Mixed stocks of king salmon inhabiting the outer coast near Sitka support the largest recreational marine fishery for this species in Alaska. This popular fishery is highlighted during the Sitka Salmon Derby over Memorial Day weekend and the following weekend. Hatchery contributions account for nearly half of the harvest, of which Alaska hatcheries contribute about 16%. In 1998, king salmon harvested near Sitka comprised about one half of all the kings harvested in Southeast Alaska's marine sport fisheries. Freshwater drainages in the Sitka area are closed to king salmon fishing.

Sitka is also home to one of Alaska's largest recreational marine coho salmon fisheries. Alaska hatcheries, primarily local hatcheries on Baranof Island, contribute about 20% of the marine coho harvest, while non-Alaska hatchery contributions are few. Recreational harvests of coho salmon increased substantially beginning in 1994, and 39,000 coho were harvested in 1997. Numerous coastal streams support smaller fresh water sport fisheries for this species as well.

Halibut and, to a lesser extent, lingcod and rockfish along the outer coast of Baranof and Chichagof Islands support one of the state's largest recreational groundfish fisheries. In 1997, over 23,200 halibut, 7,100 lingcod and 13,800 rockfish were taken in the Sitka area. In 1998, the North Pacific Fishery Management Council approved the Sitka Local Area Management Plan to address growing concerns over localized depletion of halibut in Sitka Sound. The plan will likely be implemented in 1999, and now serves as a prototype for the development of similar plans in other areas of Alaska.

Cutthroat trout are found in most lake systems in the Sitka area. This species supports popular fisheries in the Sitkoh, Eva and Baranof Lake drainages and smaller fisheries in a number of lakes throughout the area. Natural and established rainbow trout populations occur in many lake systems and provide for small remote and roadside fisheries. Popular rainbow fisheries occur at Blue Lake near Sitka and at remote lakes such as Davidof and Rezanof Lake on Baranof Island.

Steelhead trout return in small numbers to many coastal streams, but some lake systems support larger spawning runs in the spring. Sitkoh Lake on Chichagof Island supports the largest steelhead fishery in the area.
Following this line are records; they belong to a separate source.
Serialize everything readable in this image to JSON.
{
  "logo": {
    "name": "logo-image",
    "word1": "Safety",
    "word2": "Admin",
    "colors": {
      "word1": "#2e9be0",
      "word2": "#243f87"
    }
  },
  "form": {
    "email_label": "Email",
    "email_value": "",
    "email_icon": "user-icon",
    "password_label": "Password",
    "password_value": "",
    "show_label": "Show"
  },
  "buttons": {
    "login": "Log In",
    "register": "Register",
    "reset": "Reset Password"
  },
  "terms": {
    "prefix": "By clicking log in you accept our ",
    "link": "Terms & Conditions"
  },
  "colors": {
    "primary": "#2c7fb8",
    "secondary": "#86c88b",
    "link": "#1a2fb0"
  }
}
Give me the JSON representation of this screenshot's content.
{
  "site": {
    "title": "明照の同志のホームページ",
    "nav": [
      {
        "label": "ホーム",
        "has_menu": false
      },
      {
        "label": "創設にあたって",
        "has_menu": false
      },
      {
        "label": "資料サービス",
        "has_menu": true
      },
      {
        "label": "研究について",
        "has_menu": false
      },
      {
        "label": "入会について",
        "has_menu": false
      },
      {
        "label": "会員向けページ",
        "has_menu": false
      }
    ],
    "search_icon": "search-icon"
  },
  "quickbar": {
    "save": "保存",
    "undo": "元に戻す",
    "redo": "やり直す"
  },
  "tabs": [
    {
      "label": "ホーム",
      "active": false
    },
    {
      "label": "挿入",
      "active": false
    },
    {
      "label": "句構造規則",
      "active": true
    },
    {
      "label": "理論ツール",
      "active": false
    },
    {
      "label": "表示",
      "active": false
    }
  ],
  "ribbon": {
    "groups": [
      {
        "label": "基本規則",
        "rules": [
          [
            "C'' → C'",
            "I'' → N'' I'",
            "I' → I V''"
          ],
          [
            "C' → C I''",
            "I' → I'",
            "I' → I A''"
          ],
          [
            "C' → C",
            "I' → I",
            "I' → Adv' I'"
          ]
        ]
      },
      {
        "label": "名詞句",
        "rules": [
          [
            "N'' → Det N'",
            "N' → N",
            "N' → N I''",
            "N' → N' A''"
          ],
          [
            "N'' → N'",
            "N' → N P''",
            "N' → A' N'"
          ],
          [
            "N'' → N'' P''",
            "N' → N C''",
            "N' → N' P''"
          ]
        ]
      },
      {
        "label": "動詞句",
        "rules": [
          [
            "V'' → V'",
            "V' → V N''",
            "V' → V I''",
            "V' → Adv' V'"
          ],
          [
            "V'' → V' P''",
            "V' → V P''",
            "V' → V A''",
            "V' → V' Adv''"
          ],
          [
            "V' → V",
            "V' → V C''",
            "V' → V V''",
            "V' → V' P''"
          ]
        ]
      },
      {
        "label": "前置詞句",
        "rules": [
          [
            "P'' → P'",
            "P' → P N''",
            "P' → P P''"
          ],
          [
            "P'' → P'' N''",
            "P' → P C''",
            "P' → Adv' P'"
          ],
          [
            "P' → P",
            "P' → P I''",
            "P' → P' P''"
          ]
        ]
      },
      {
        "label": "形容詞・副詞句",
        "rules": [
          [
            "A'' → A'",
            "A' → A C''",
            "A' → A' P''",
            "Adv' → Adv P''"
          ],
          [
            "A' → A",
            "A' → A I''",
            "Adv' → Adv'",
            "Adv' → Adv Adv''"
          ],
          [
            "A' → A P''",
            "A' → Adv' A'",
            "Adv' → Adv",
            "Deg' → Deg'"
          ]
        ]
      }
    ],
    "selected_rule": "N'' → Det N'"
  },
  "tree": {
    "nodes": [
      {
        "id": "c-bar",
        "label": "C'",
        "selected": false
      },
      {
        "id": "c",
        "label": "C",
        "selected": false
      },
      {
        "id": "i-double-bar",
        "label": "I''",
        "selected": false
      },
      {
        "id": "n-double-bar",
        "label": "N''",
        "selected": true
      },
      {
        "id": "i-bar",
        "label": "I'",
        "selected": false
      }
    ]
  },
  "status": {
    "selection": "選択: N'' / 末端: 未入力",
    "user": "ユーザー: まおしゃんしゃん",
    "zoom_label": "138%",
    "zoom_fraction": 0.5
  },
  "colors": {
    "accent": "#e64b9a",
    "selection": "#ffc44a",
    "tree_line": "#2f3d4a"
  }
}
New Southeast Alaska regulations prohibiting harvests of steelhead less than 36 inches in length have made this primarily a catch-and-release fishery.

Dolly Varden can be found in nearly all freshwater systems in the Sitka area during fall, winter and spring. This species supports targeted fisheries in some streams and they are taken incidentally in many systems that support other species. Anadromous Dolly Varden are also targeted in estuaries, along shoreline areas and in marine waters during seaward and return migrations. Populations of Dolly Varden in Katlian and Nakwasina Rivers and in the more remote Lake Eva system provide popular sport fisheries.